The ultimate question of willfulness has long been treated as a question of fact. The CAFC now holds that while an assessment of the second prong of Seagate may be a question of fact, a determination of objective recklessness entails an objective assessment of potential defenses based on the risk presented by the patent. According to the CAFC, those defenses may include questions of infringement but also can entail questions of validity that are not necessarily dependent on the factual circumstances of the particular party accused of infringement.
For considering the objective prong of Seagate, the CAFC held that the court is in the best position for making the determination of reasonableness, and that even though there are underlying mixed questions of law and fact, the objective determination of recklessness is best decided by the judge as a question of law subject to de novo review.
According to the CAFC, when a defense by an infringer is purely legal (e.g., claim construction), the objective recklessness of such a theory is a purely legal question to be determined by the judge. Also, when the objective prong turns on fact questions, for example, as related to anticipation, or on legal questions dependent on the underlying facts, for example, as related to obviousness, the judge remains the final arbiter of whether the defense was reasonable, even when the underlying fact question is sent to a jury.
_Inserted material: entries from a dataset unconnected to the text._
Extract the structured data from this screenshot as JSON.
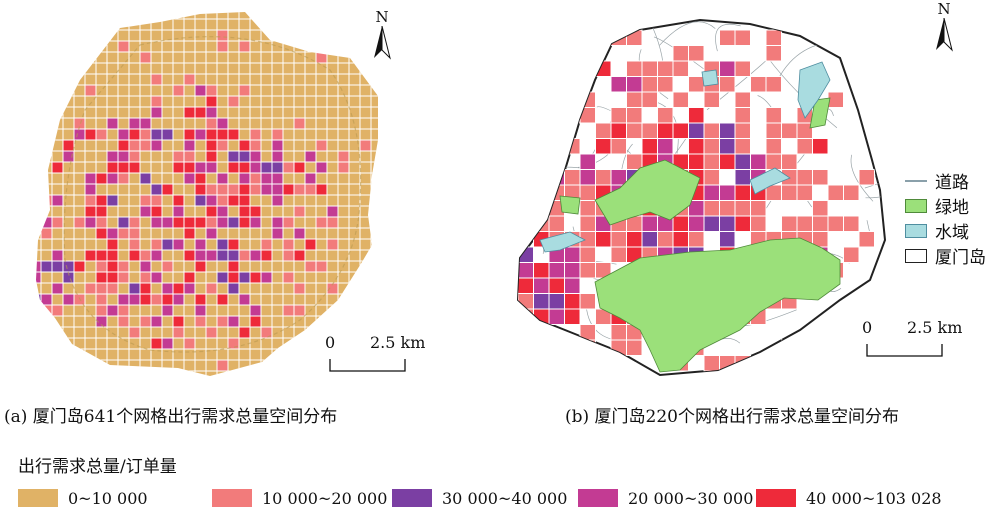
{
  "captions": {
    "a": "(a) 厦门岛641个网格出行需求总量空间分布",
    "b": "(b) 厦门岛220个网格出行需求总量空间分布"
  },
  "legend": {
    "title": "出行需求总量/订单量",
    "items": [
      {
        "label": "0~10 000",
        "color": "#E0B266"
      },
      {
        "label": "10 000~20 000",
        "color": "#F27B7B"
      },
      {
        "label": "30 000~40 000",
        "color": "#7B3FA3"
      },
      {
        "label": "20 000~30 000",
        "color": "#C33B93"
      },
      {
        "label": "40 000~103 028",
        "color": "#EE2A3A"
      }
    ]
  },
  "map_legend": {
    "items": [
      {
        "label": "道路",
        "icon": "road-line-icon",
        "color": "#8aa0aa"
      },
      {
        "label": "绿地",
        "icon": "green-patch-icon",
        "color": "#9BE07A"
      },
      {
        "label": "水域",
        "icon": "water-patch-icon",
        "color": "#A9DCE0"
      },
      {
        "label": "厦门岛",
        "icon": "island-outline-icon",
        "color": "#ffffff"
      }
    ]
  },
  "scalebar": {
    "zero": "0",
    "distance": "2.5 km"
  },
  "north": {
    "label": "N"
  }
}
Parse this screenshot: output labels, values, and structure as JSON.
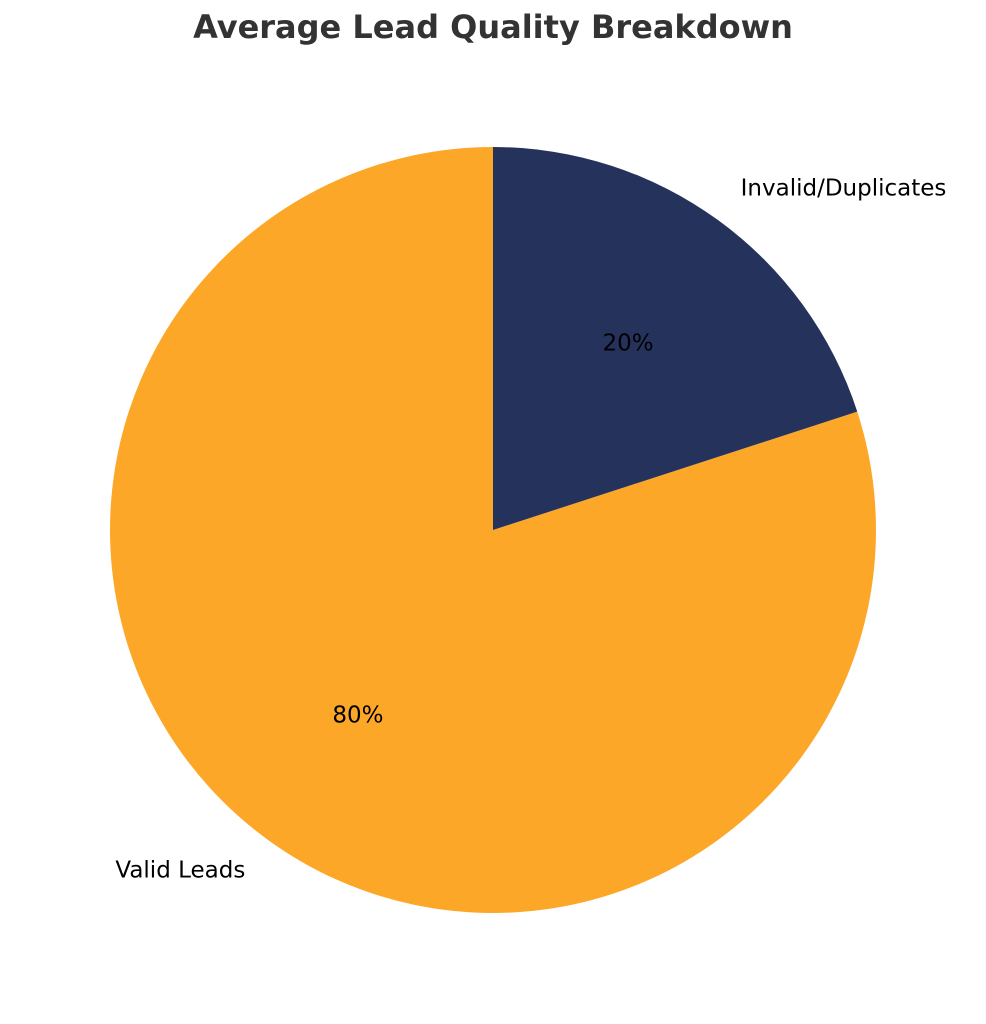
{
  "chart_data": {
    "type": "pie",
    "title": "Average Lead Quality Breakdown",
    "categories": [
      "Valid Leads",
      "Invalid/Duplicates"
    ],
    "values": [
      80,
      20
    ],
    "value_labels": [
      "80%",
      "20%"
    ],
    "colors": [
      "#fda729",
      "#25325c"
    ]
  }
}
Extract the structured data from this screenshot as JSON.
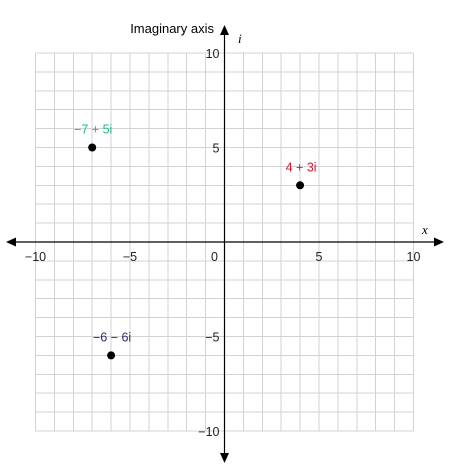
{
  "chart_data": {
    "type": "scatter",
    "xlabel": "x",
    "ylabel": "Imaginary axis",
    "ylabel_unit": "i",
    "xlim": [
      -10,
      10
    ],
    "ylim": [
      -10,
      10
    ],
    "grid": true,
    "x_ticks": [
      {
        "value": -10,
        "label": "−10"
      },
      {
        "value": -5,
        "label": "−5"
      },
      {
        "value": 0,
        "label": "0"
      },
      {
        "value": 5,
        "label": "5"
      },
      {
        "value": 10,
        "label": "10"
      }
    ],
    "y_ticks": [
      {
        "value": 10,
        "label": "10"
      },
      {
        "value": 5,
        "label": "5"
      },
      {
        "value": -5,
        "label": "−5"
      },
      {
        "value": -10,
        "label": "−10"
      }
    ],
    "points": [
      {
        "label": "4 + 3i",
        "x": 4,
        "y": 3,
        "label_color": "#e0102b"
      },
      {
        "label": "−7 + 5i",
        "x": -7,
        "y": 5,
        "label_color": "#1fb88a"
      },
      {
        "label": "−6 − 6i",
        "x": -6,
        "y": -6,
        "label_color": "#2a2a70"
      }
    ],
    "colors": {
      "grid": "#d3d3d3",
      "axis": "#000000",
      "point": "#000000"
    }
  }
}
Having clarified the legal standard for Seagate’s objective prong, the CAFC remanded the case so that the trial court can apply the correct standard to the question of willfulness in the first instance. The CAFC noted that courts of appeals should be constantly alert to the trial judge’s first-hand knowledge of witnesses, testimony, and issues and that they should give due consideration to the first-instance decision maker’s feel for the overall case.
The CAFC also noted that although Gore asserted several defenses: inventorship, inadequate written description, obviousness, and anticipation, the trial court did not have the benefit of this court’s clarification, and did not review those defenses under this standard.
The CAFC directed that on remand, the district court should determine whether a “reasonable litigant could realistically expect” those defenses to succeed. Also, the CAFC noted that if the asserted defenses were not reasonable, only then can the jury’s subjective willfulness finding be reviewed for substantial evidence.
Thus, the CAFC vacated the previous determination of willfulness and remanded for further proceedings consistent with the ruling.
Concurring and Dissenting Opinions
Judge Newman wrote her opinion concurring in the vacatur, and dissenting from the partial remand. Judge Newman noted that it is not clear why a remand is necessary in light of the standard enunciated and that remand is unnecessary.
Judge Newman opined that the general standard for willful infringement accompanied by multiplication of damages is whether the accused infringer acted unreasonably and with knowledge that it was infringing a patent, and that the determination includes an estimation of the reasonableness of the infringer’s view of patent validity and infringement, in view of all facts that could reasonably be included in the evaluation.
As to whether Gore met the standard of willful wrongdoing, Judge Newman said that culpable action must be shown with sufficient definiteness to warrant the enhanced damages, and that Gore’s actions involve a host of potentially relevant facts that Gore could reasonably have believed would invalidate the Goldfarb patent. Thus, Judge Newman concluded that willful infringement is not supportable.